Fig 7.1: Transportation container

In general, most specimens should be processed in the laboratory within 1 to 2 hours after collection. In practice, a 2-to 4-hour time limit is probably more practical during a normal working day. The laboratory must be organized to permit processing of the specimens as soon as they arrive, and the collection of most specimens should be limited to the working hours of the laboratory. However, some arrangements must be made to allow for the initial handling of the few specimens that have to be collected outside of the laboratory’s working hours.

A continuous effort must be made in order to ensure proper collection and transportation of clinical specimens. Full cooperation of nursing staff and others concerned with specimen collection is required and can be achieved once they are made aware of the principles involved and the significance of what they are being asked to do.

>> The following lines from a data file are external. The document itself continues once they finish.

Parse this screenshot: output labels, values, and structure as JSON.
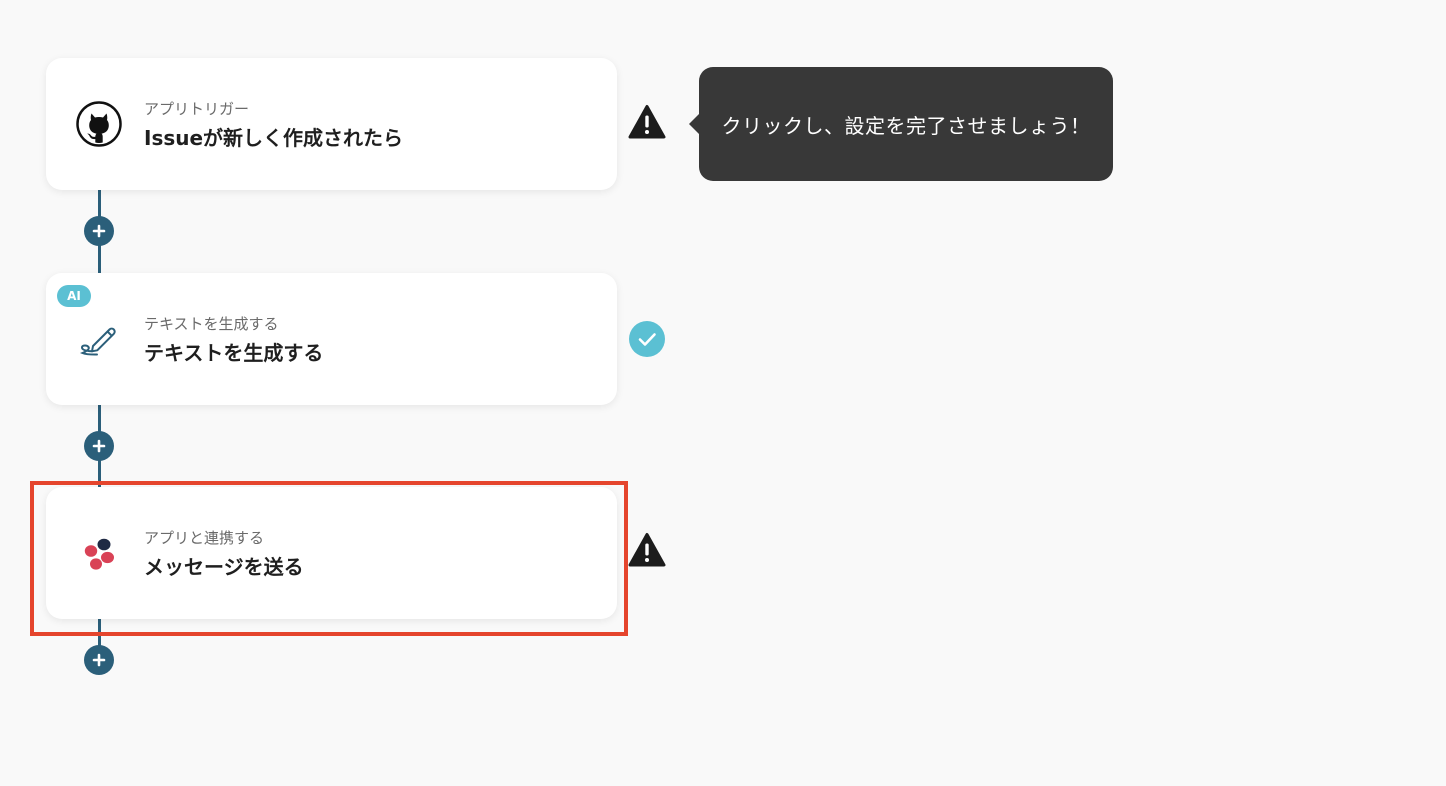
{
  "flow": {
    "steps": [
      {
        "subtitle": "アプリトリガー",
        "title": "Issueが新しく作成されたら",
        "icon": "github-icon",
        "status": "warning"
      },
      {
        "badge": "AI",
        "subtitle": "テキストを生成する",
        "title": "テキストを生成する",
        "icon": "pen-icon",
        "status": "completed"
      },
      {
        "subtitle": "アプリと連携する",
        "title": "メッセージを送る",
        "icon": "chatwork-icon",
        "status": "warning",
        "highlighted": true
      }
    ]
  },
  "tooltip": {
    "text": "クリックし、設定を完了させましょう！"
  },
  "colors": {
    "connector": "#2b5f7a",
    "ai_badge": "#5bc0d3",
    "check": "#5bc0d3",
    "highlight": "#e5452d",
    "tooltip_bg": "#383838"
  }
}
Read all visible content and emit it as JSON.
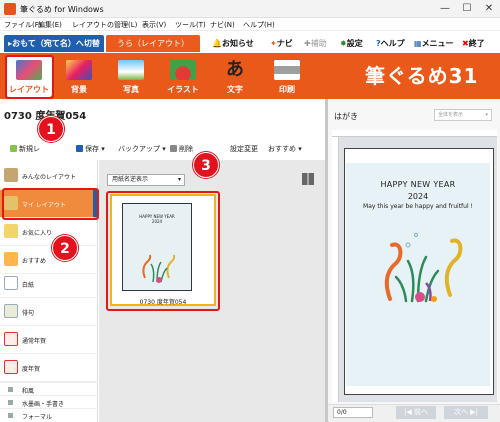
{
  "window": {
    "title": "筆ぐるめ for Windows",
    "controls": [
      "—",
      "☐",
      "✕"
    ]
  },
  "menubar": [
    "ファイル(F)",
    "編集(E)",
    "レイアウトの管理(L)",
    "表示(V)",
    "ツール(T)",
    "ナビ(N)",
    "ヘルプ(H)"
  ],
  "mode_tabs": {
    "address": "▸おもて（宛て名）へ切替",
    "front": "うら（レイアウト）"
  },
  "top_links": {
    "news": "お知らせ",
    "navi": "ナビ",
    "assist": "補助",
    "settings": "設定",
    "help": "ヘルプ",
    "menu": "メニュー",
    "exit": "終了"
  },
  "ribbon": {
    "buttons": [
      "レイアウト",
      "背景",
      "写真",
      "イラスト",
      "文字",
      "印刷"
    ],
    "brand": "筆ぐるめ31"
  },
  "document_title": "0730 度年賀054",
  "toolbar": {
    "new": "新規レ",
    "save": "保存",
    "backup": "バックアップ",
    "delete": "削除",
    "layout_change": "設定変更",
    "recommend": "おすすめ"
  },
  "sidebar": {
    "items": [
      "みんなのレイアウト",
      "マイ レイアウト",
      "お気に入り",
      "おすすめ",
      "白紙",
      "俳句",
      "通常年賀",
      "度年賀"
    ],
    "sub_items": [
      "和風",
      "水墨画・手書き",
      "フォーマル"
    ]
  },
  "grid": {
    "sort_label": "用紙名逆表示",
    "card_label": "0730 度年賀054",
    "card_preview_lines": [
      "HAPPY NEW YEAR",
      "2024"
    ]
  },
  "preview": {
    "paper_type": "はがき",
    "zoom_placeholder": "全体を表示",
    "card_lines": [
      "HAPPY NEW YEAR",
      "2024",
      "May this year be happy and fruitful !"
    ],
    "page_field": "0/0",
    "prev": "|◀ 前へ",
    "next": "次へ ▶|"
  },
  "callouts": [
    "1",
    "2",
    "3"
  ],
  "colors": {
    "ribbon": "#e9591a",
    "address_tab": "#1f5fb0",
    "highlight": "#e01818",
    "selection": "#f3b316"
  }
}
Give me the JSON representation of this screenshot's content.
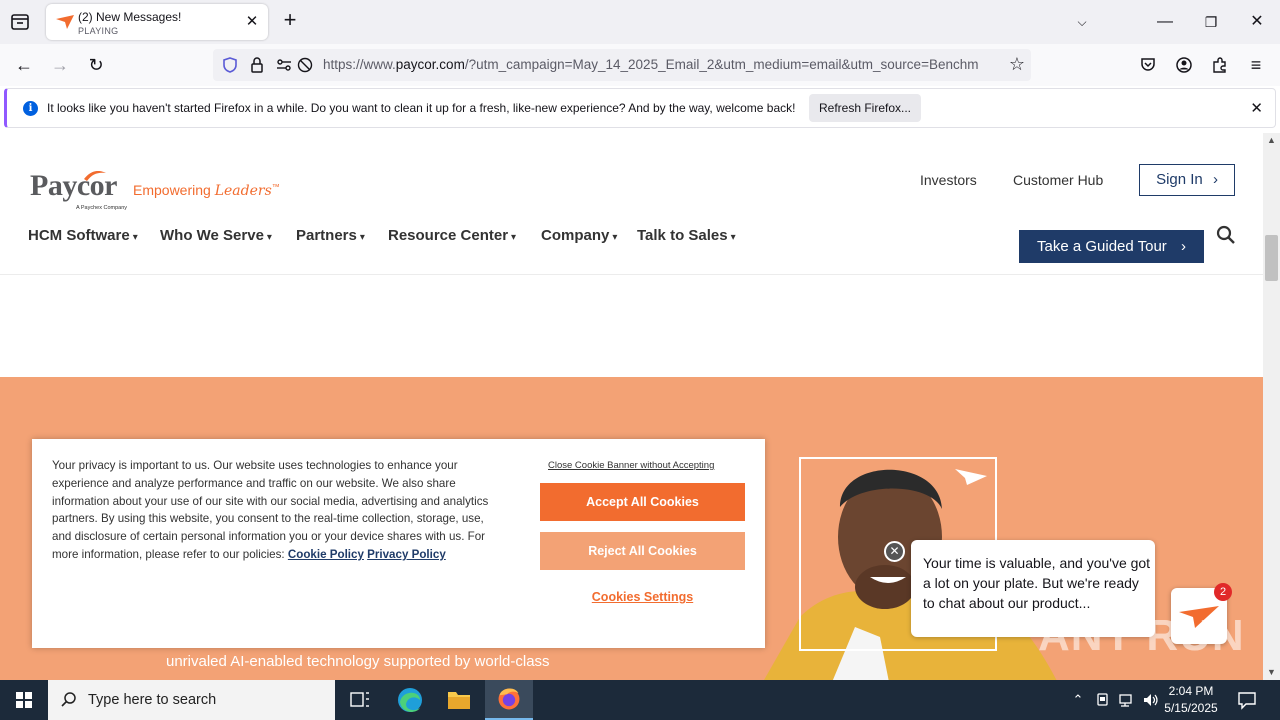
{
  "browser": {
    "tab": {
      "title": "(2) New Messages!",
      "status": "PLAYING"
    },
    "url": {
      "prefix": "https://www.",
      "host": "paycor.com",
      "rest": "/?utm_campaign=May_14_2025_Email_2&utm_medium=email&utm_source=Benchm"
    },
    "notice": {
      "message": "It looks like you haven't started Firefox in a while. Do you want to clean it up for a fresh, like-new experience? And by the way, welcome back!",
      "refresh_label": "Refresh Firefox..."
    }
  },
  "site": {
    "logo": {
      "word": "Paycor",
      "sub": "A Paychex Company",
      "tagline_1": "Empowering ",
      "tagline_2": "Leaders",
      "tm": "™"
    },
    "top_links": {
      "investors": "Investors",
      "customer_hub": "Customer Hub",
      "sign_in": "Sign In"
    },
    "menu": [
      "HCM Software",
      "Who We Serve",
      "Partners",
      "Resource Center",
      "Company",
      "Talk to Sales"
    ],
    "tour_label": "Take a Guided Tour",
    "hero_text": "unrivaled AI-enabled technology supported by world-class"
  },
  "cookie": {
    "text": "Your privacy is important to us. Our website uses technologies to enhance your experience and analyze performance and traffic on our website. We also share information about your use of our site with our social media, advertising and analytics partners. By using this website, you consent to the real-time collection, storage, use, and disclosure of certain personal information you or your device shares with us. For more information, please refer to our policies:",
    "cookie_policy": "Cookie Policy",
    "privacy_policy": "Privacy Policy",
    "close_link": "Close Cookie Banner without Accepting",
    "accept": "Accept All Cookies",
    "reject": "Reject All Cookies",
    "settings": "Cookies Settings"
  },
  "chat": {
    "message": "Your time is valuable, and you've got a lot on your plate. But we're ready to chat about our product...",
    "badge": "2"
  },
  "watermark": "ANY RUN",
  "taskbar": {
    "search_placeholder": "Type here to search",
    "time": "2:04 PM",
    "date": "5/15/2025"
  },
  "colors": {
    "brand_orange": "#f26c2f",
    "brand_navy": "#1f3b68",
    "hero": "#f3a275"
  }
}
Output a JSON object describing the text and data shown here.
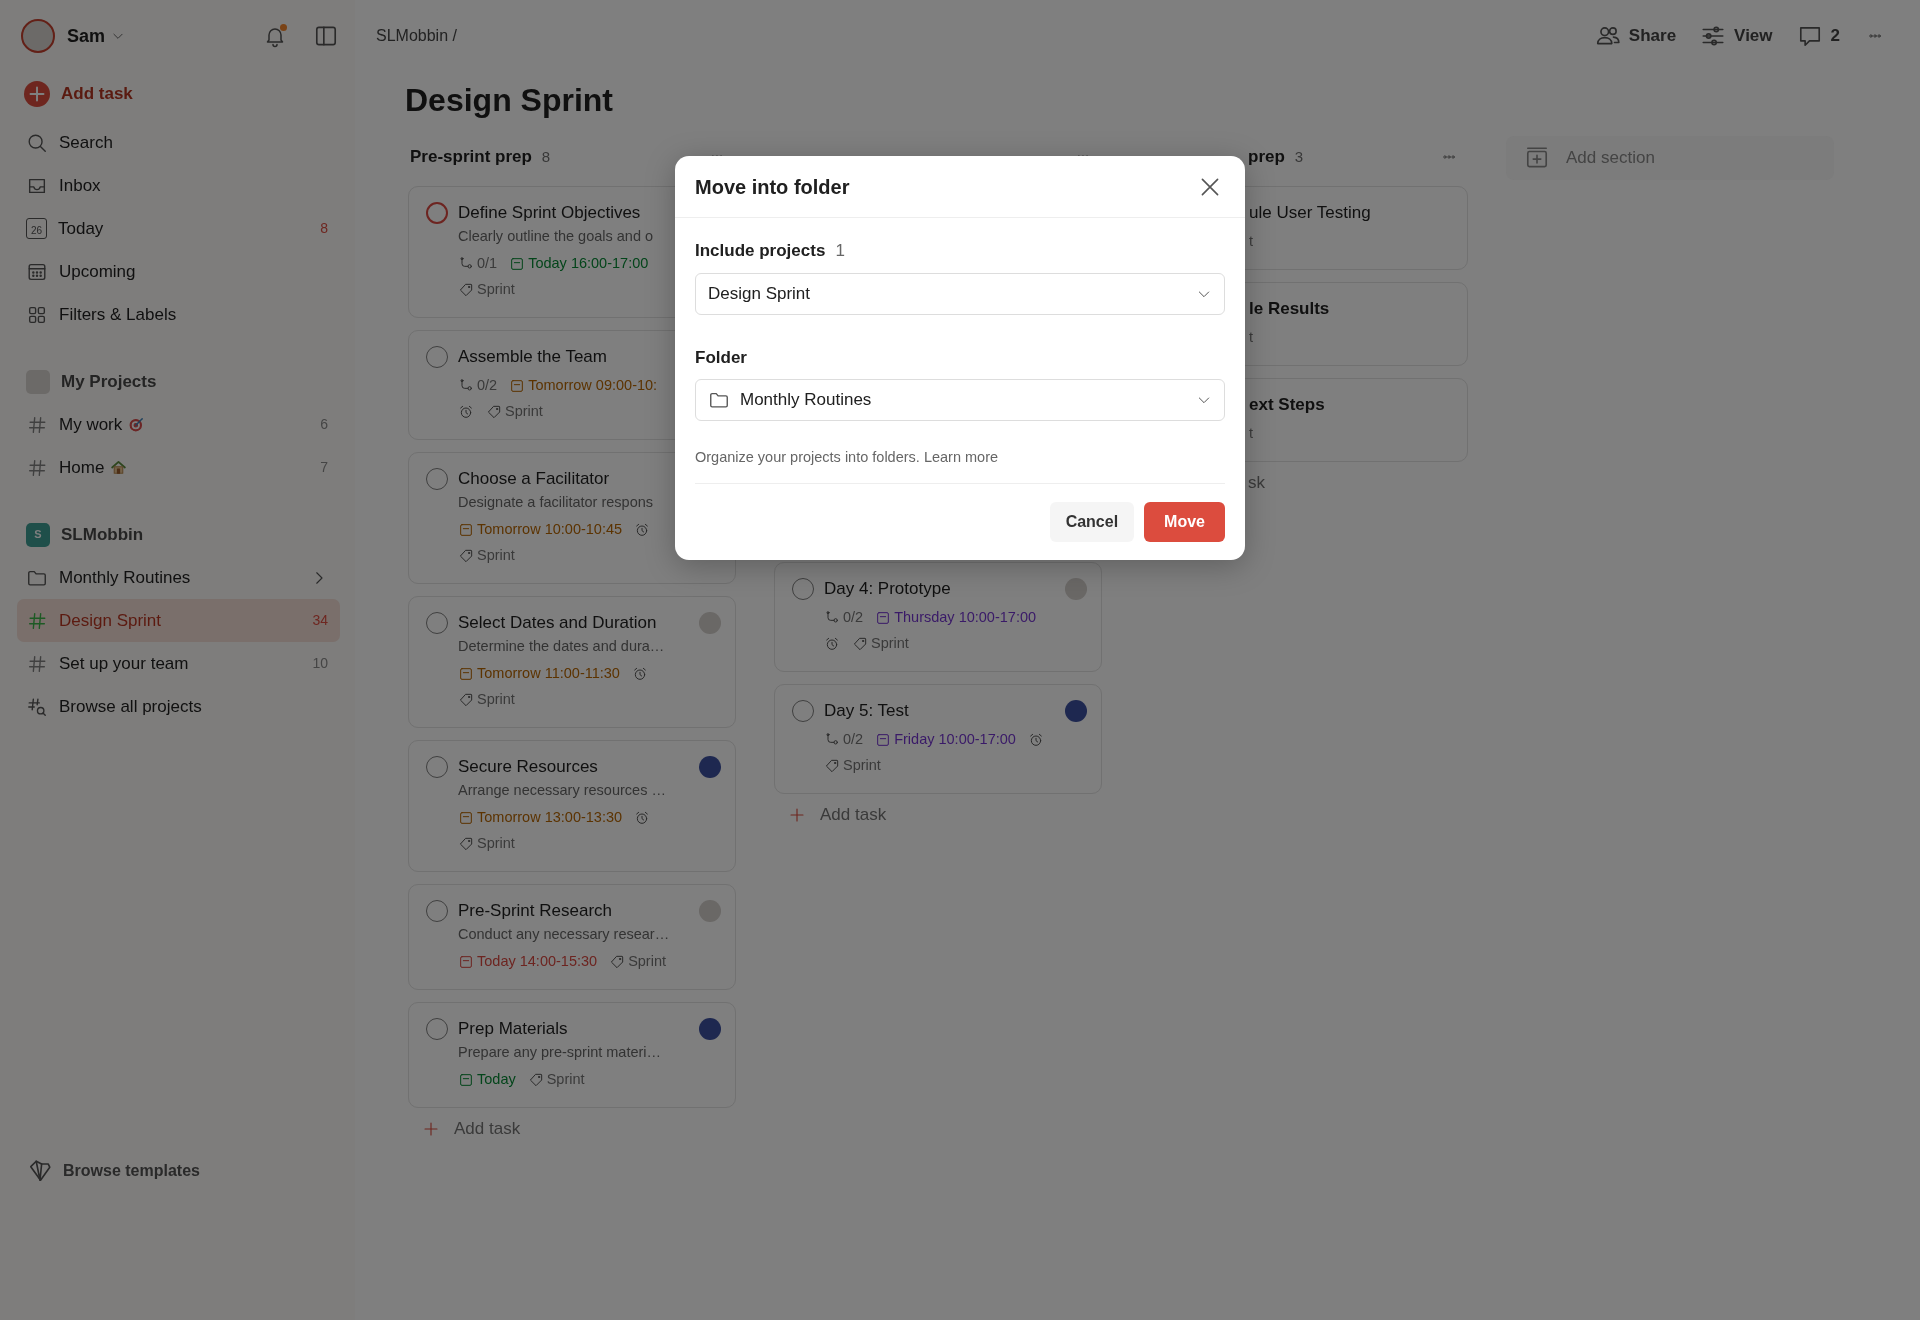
{
  "sidebar": {
    "user": {
      "name": "Sam"
    },
    "notifications": {
      "unread": true
    },
    "add_task": "Add task",
    "nav": [
      {
        "kind": "search",
        "label": "Search"
      },
      {
        "kind": "inbox",
        "label": "Inbox"
      },
      {
        "kind": "today",
        "label": "Today",
        "icon_text": "26",
        "count": "8"
      },
      {
        "kind": "upcoming",
        "label": "Upcoming"
      },
      {
        "kind": "filters",
        "label": "Filters & Labels"
      }
    ],
    "my_projects": {
      "title": "My Projects",
      "projects": [
        {
          "label": "My work",
          "count": "6",
          "kind": "target",
          "color": "#404040",
          "selected": false
        },
        {
          "label": "Home",
          "count": "7",
          "kind": "house",
          "color": "#404040",
          "selected": false
        }
      ]
    },
    "workspace": {
      "name": "SLMobbin",
      "initial": "S",
      "items": [
        {
          "kind": "folder",
          "label": "Monthly Routines",
          "selected": false
        },
        {
          "kind": "project",
          "label": "Design Sprint",
          "count": "34",
          "color": "#1d5a24",
          "selected": true
        },
        {
          "kind": "project",
          "label": "Set up your team",
          "count": "10",
          "color": "#404040",
          "selected": false
        },
        {
          "kind": "browse",
          "label": "Browse all projects",
          "selected": false
        }
      ]
    },
    "templates": "Browse templates"
  },
  "header": {
    "breadcrumb": "SLMobbin /",
    "actions": [
      {
        "kind": "share",
        "label": "Share"
      },
      {
        "kind": "view",
        "label": "View"
      },
      {
        "kind": "comments",
        "label": "2"
      },
      {
        "kind": "more"
      }
    ]
  },
  "board": {
    "title": "Design Sprint",
    "add_section": "Add section",
    "columns": [
      {
        "title": "Pre-sprint prep",
        "count": "8",
        "add_task": "Add task",
        "cards": [
          {
            "title": "Define Sprint Objectives",
            "description": "Clearly outline the goals and o",
            "checkbox": {
              "checked": false,
              "color": "#6d2420"
            },
            "meta_rows": [
              [
                {
                  "kind": "subtasks",
                  "text": "0/1"
                },
                {
                  "kind": "date",
                  "text": "Today 16:00-17:00",
                  "color": "#03451a"
                }
              ],
              [
                {
                  "kind": "label",
                  "text": "Sprint"
                }
              ]
            ]
          },
          {
            "title": "Assemble the Team",
            "checkbox": {
              "checked": false,
              "color": "#404040"
            },
            "meta_rows": [
              [
                {
                  "kind": "subtasks",
                  "text": "0/2"
                },
                {
                  "kind": "date",
                  "text": "Tomorrow 09:00-10:",
                  "color": "#5c3300"
                }
              ],
              [
                {
                  "kind": "reminder"
                },
                {
                  "kind": "label",
                  "text": "Sprint"
                }
              ]
            ]
          },
          {
            "title": "Choose a Facilitator",
            "description": "Designate a facilitator respons",
            "checkbox": {
              "checked": false,
              "color": "#404040"
            },
            "meta_rows": [
              [
                {
                  "kind": "date",
                  "text": "Tomorrow 10:00-10:45",
                  "color": "#5c3300"
                },
                {
                  "kind": "reminder"
                }
              ],
              [
                {
                  "kind": "label",
                  "text": "Sprint"
                }
              ]
            ]
          },
          {
            "title": "Select Dates and Duration",
            "description": "Determine the dates and dura…",
            "checkbox": {
              "checked": false,
              "color": "#404040"
            },
            "avatar": {
              "color": "#6a6866"
            },
            "meta_rows": [
              [
                {
                  "kind": "date",
                  "text": "Tomorrow 11:00-11:30",
                  "color": "#5c3300"
                },
                {
                  "kind": "reminder"
                }
              ],
              [
                {
                  "kind": "label",
                  "text": "Sprint"
                }
              ]
            ]
          },
          {
            "title": "Secure Resources",
            "description": "Arrange necessary resources …",
            "checkbox": {
              "checked": false,
              "color": "#404040"
            },
            "avatar": {
              "color": "#1e2850"
            },
            "meta_rows": [
              [
                {
                  "kind": "date",
                  "text": "Tomorrow 13:00-13:30",
                  "color": "#5c3300"
                },
                {
                  "kind": "reminder"
                }
              ],
              [
                {
                  "kind": "label",
                  "text": "Sprint"
                }
              ]
            ]
          },
          {
            "title": "Pre-Sprint Research",
            "description": "Conduct any necessary resear…",
            "checkbox": {
              "checked": false,
              "color": "#404040"
            },
            "avatar": {
              "color": "#6a6866"
            },
            "meta_rows": [
              [
                {
                  "kind": "date",
                  "text": "Today 14:00-15:30",
                  "color": "#6d2420"
                },
                {
                  "kind": "label",
                  "text": "Sprint"
                }
              ]
            ]
          },
          {
            "title": "Prep Materials",
            "description": "Prepare any pre-sprint materi…",
            "checkbox": {
              "checked": false,
              "color": "#404040"
            },
            "avatar": {
              "color": "#1e2850"
            },
            "meta_rows": [
              [
                {
                  "kind": "date",
                  "text": "Today",
                  "color": "#03451a"
                },
                {
                  "kind": "label",
                  "text": "Sprint"
                }
              ]
            ]
          }
        ]
      },
      {
        "add_task": "Add task",
        "cards": [
          {
            "title": "Day 4: Prototype",
            "checkbox": {
              "checked": false,
              "color": "#404040"
            },
            "avatar": {
              "color": "#6a6866"
            },
            "meta_rows": [
              [
                {
                  "kind": "subtasks",
                  "text": "0/2"
                },
                {
                  "kind": "date",
                  "text": "Thursday 10:00-17:00",
                  "color": "#3a1a68"
                }
              ],
              [
                {
                  "kind": "reminder"
                },
                {
                  "kind": "label",
                  "text": "Sprint"
                }
              ]
            ]
          },
          {
            "title": "Day 5: Test",
            "checkbox": {
              "checked": false,
              "color": "#404040"
            },
            "avatar": {
              "color": "#1e2850"
            },
            "meta_rows": [
              [
                {
                  "kind": "subtasks",
                  "text": "0/2"
                },
                {
                  "kind": "date",
                  "text": "Friday 10:00-17:00",
                  "color": "#3a1a68"
                },
                {
                  "kind": "reminder"
                }
              ],
              [
                {
                  "kind": "label",
                  "text": "Sprint"
                }
              ]
            ]
          }
        ]
      },
      {
        "title": "prep",
        "count": "3",
        "add_task": "sk",
        "cards": [
          {
            "title": "ule User Testing",
            "bold": false,
            "meta_rows": [
              [
                {
                  "kind": "fragment",
                  "text": "t"
                }
              ]
            ]
          },
          {
            "title": "le Results",
            "bold": true,
            "meta_rows": [
              [
                {
                  "kind": "fragment",
                  "text": "t"
                }
              ]
            ]
          },
          {
            "title": "ext Steps",
            "bold": true,
            "meta_rows": [
              [
                {
                  "kind": "fragment",
                  "text": "t"
                }
              ]
            ]
          }
        ]
      }
    ]
  },
  "modal": {
    "title": "Move into folder",
    "projects_label": "Include projects",
    "projects_count": "1",
    "projects_value": "Design Sprint",
    "folder_label": "Folder",
    "folder_value": "Monthly Routines",
    "hint": "Organize your projects into folders.",
    "link": "Learn more",
    "buttons": [
      {
        "kind": "secondary",
        "label": "Cancel"
      },
      {
        "kind": "primary",
        "label": "Move"
      }
    ]
  }
}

The initiation of a programme to detect misuse of the laboratory’s facilities might also be considered. One would carry out such a programme by monitoring the number of tests performed on each patient. When the same type of procedure is requested repeatedly within a short period of time, some gentle inquiries might be made in order to determine whether the procedures are truly relevant to the care of the patient. Although it is impossible to establish any firm guidelines for monitoring the clinical relevance of the repetitive requests for investigations, frequent consultations with physicians will facilitate better coordination and reduce work-load of the laboratory.